The designer has a keen interest in Second World War history and wanted to use an example of his Storch design to re-enact the 12 September 1943 rescue of Benito Mussolini by Otto Skorzeny and his SS commandos from his imprisonment by Italian Carabinieri guards on the Gran Sasso mountain. It took Slepcev a year to gain Italian approvals for the flight and on 24 August 1996, he landed a Storch Mk 4 at the site, 53 years after the original dramatic rescue had taken place.

==Variants==
- Storch/Storch Mk 4
Homebuilt kit version, powered by a 100 hp Rotax 912ULS or 115 hp Rotax 914, with a gross weight of 500 kg.

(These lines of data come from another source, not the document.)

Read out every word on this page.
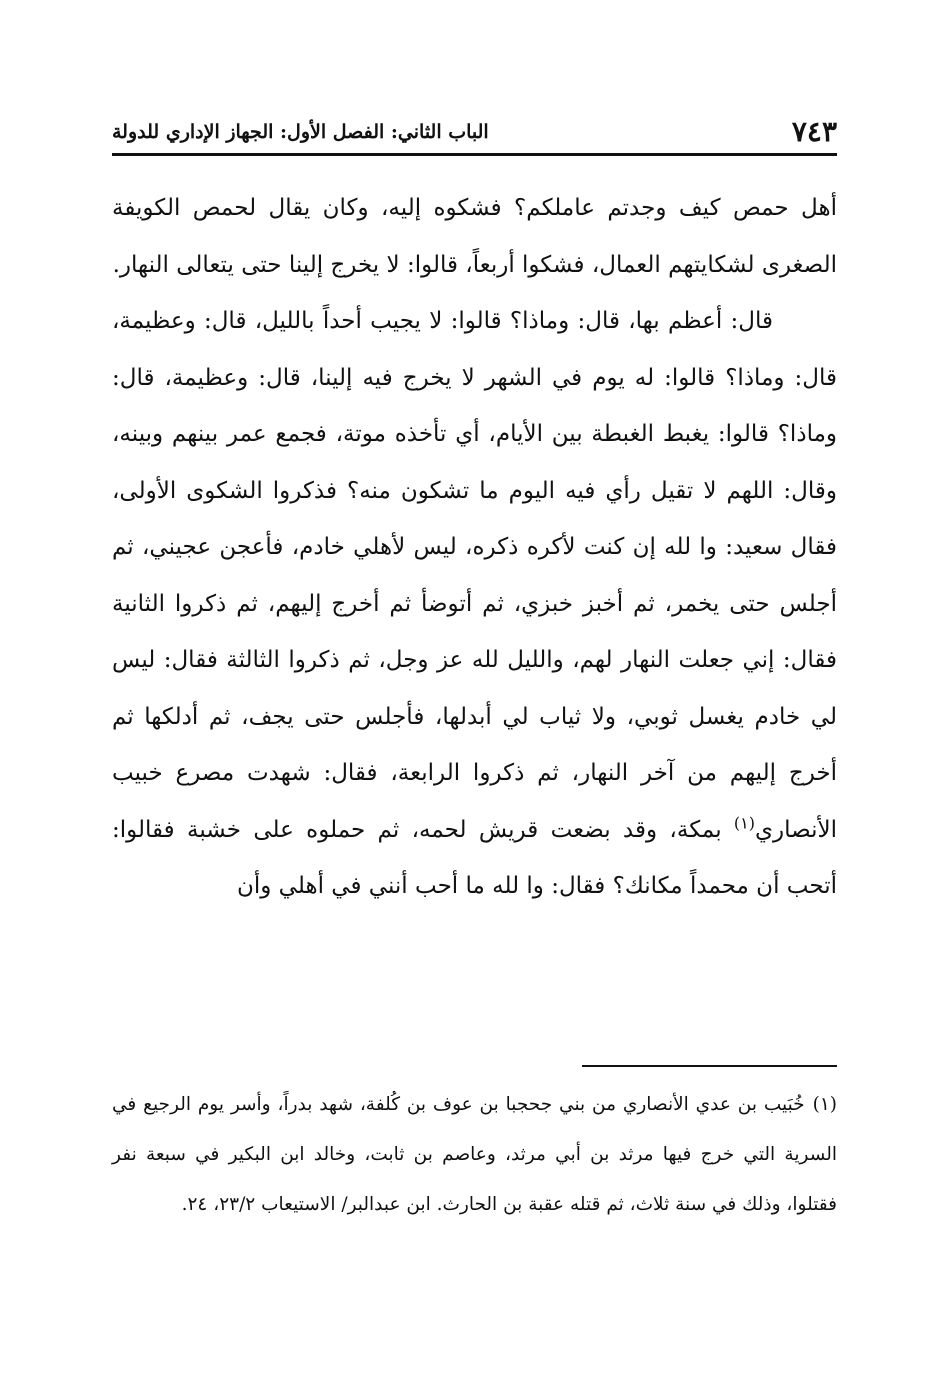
٧٤٣
الباب الثاني: الفصل الأول: الجهاز الإداري للدولة

أهل حمص كيف وجدتم عاملكم؟ فشكوه إليه، وكان يقال لحمص الكويفة الصغرى لشكايتهم العمال، فشكوا أربعاً، قالوا: لا يخرج إلينا حتى يتعالى النهار.

قال: أعظم بها، قال: وماذا؟ قالوا: لا يجيب أحداً بالليل، قال: وعظيمة، قال: وماذا؟ قالوا: له يوم في الشهر لا يخرج فيه إلينا، قال: وعظيمة، قال: وماذا؟ قالوا: يغبط الغبطة بين الأيام، أي تأخذه موتة، فجمع عمر بينهم وبينه، وقال: اللهم لا تقيل رأي فيه اليوم ما تشكون منه؟ فذكروا الشكوى الأولى، فقال سعيد: وا لله إن كنت لأكره ذكره، ليس لأهلي خادم، فأعجن عجيني، ثم أجلس حتى يخمر، ثم أخبز خبزي، ثم أتوضأ ثم أخرج إليهم، ثم ذكروا الثانية فقال: إني جعلت النهار لهم، والليل لله عز وجل، ثم ذكروا الثالثة فقال: ليس لي خادم يغسل ثوبي، ولا ثياب لي أبدلها، فأجلس حتى يجف، ثم أدلكها ثم أخرج إليهم من آخر النهار، ثم ذكروا الرابعة، فقال: شهدت مصرع خبيب الأنصاري$^{(١)}$ بمكة، وقد بضعت قريش لحمه، ثم حملوه على خشبة فقالوا: أتحب أن محمداً مكانك؟ فقال: وا لله ما أحب أنني في أهلي وأن

(١)خُبَيب بن عدي الأنصاري من بني جحجبا بن عوف بن كُلفة، شهد بدراً، وأسر يوم الرجيع في السرية التي خرج فيها مرثد بن أبي مرثد، وعاصم بن ثابت، وخالد ابن البكير في سبعة نفر فقتلوا، وذلك في سنة ثلاث، ثم قتله عقبة بن الحارث. ابن عبدالبر/ الاستيعاب ٢٣/٢، ٢٤.
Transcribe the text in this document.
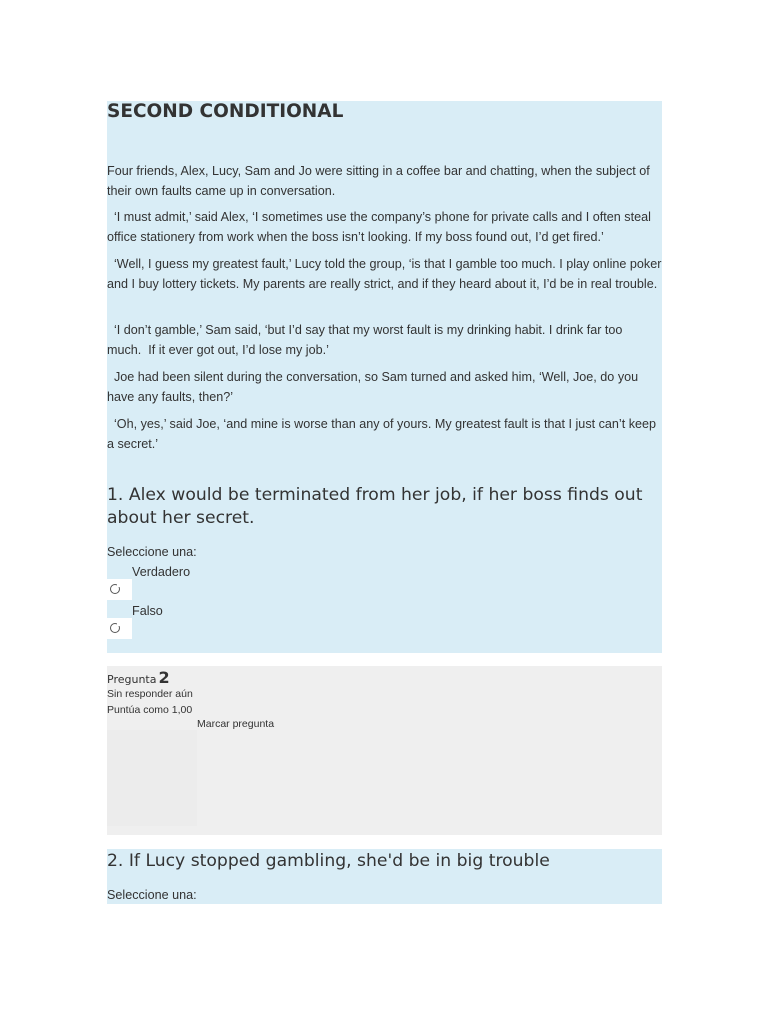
SECOND CONDITIONAL

Four friends, Alex, Lucy, Sam and Jo were sitting in a coffee bar and chatting, when the subject of their own faults came up in conversation.

‘I must admit,’ said Alex, ‘I sometimes use the company’s phone for private calls and I often steal office stationery from work when the boss isn’t looking. If my boss found out, I’d get fired.’

‘Well, I guess my greatest fault,’ Lucy told the group, ‘is that I gamble too much. I play online poker and I buy lottery tickets. My parents are really strict, and if they heard about it, I’d be in real trouble.

‘I don’t gamble,’ Sam said, ‘but I’d say that my worst fault is my drinking habit. I drink far too much.  If it ever got out, I’d lose my job.’

Joe had been silent during the conversation, so Sam turned and asked him, ‘Well, Joe, do you have any faults, then?’

‘Oh, yes,’ said Joe, ‘and mine is worse than any of yours. My greatest fault is that I just can’t keep a secret.’

1. Alex would be terminated from her job, if her boss finds out about her secret.
Seleccione una:
Verdadero
Falso
Pregunta 2
Sin responder aún
Puntúa como 1,00
Marcar pregunta
2. If Lucy stopped gambling, she'd be in big trouble
Seleccione una:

Certification includes Australian and Spanish JAR-VLA. Available as a kit or as ready-to-fly.
- Storch Microlight
FAI compliant microlight 3/4 sized version, powered by a 100 hp Rotax 912ULS, with a gross weight of 450 kg. Available as a kit or as ready-to-fly.
- Super Storch
Full scale homebuilt kit version, powered by a 180 hp Lycoming O-360, with a gross weight of 862 kg. Available as a kit only.
- Storch Moose
Full scale homebuilt kit version, powered by a 360 hp Vedeneyev M14P, with a gross weight of 1500 kg. Available as a kit only.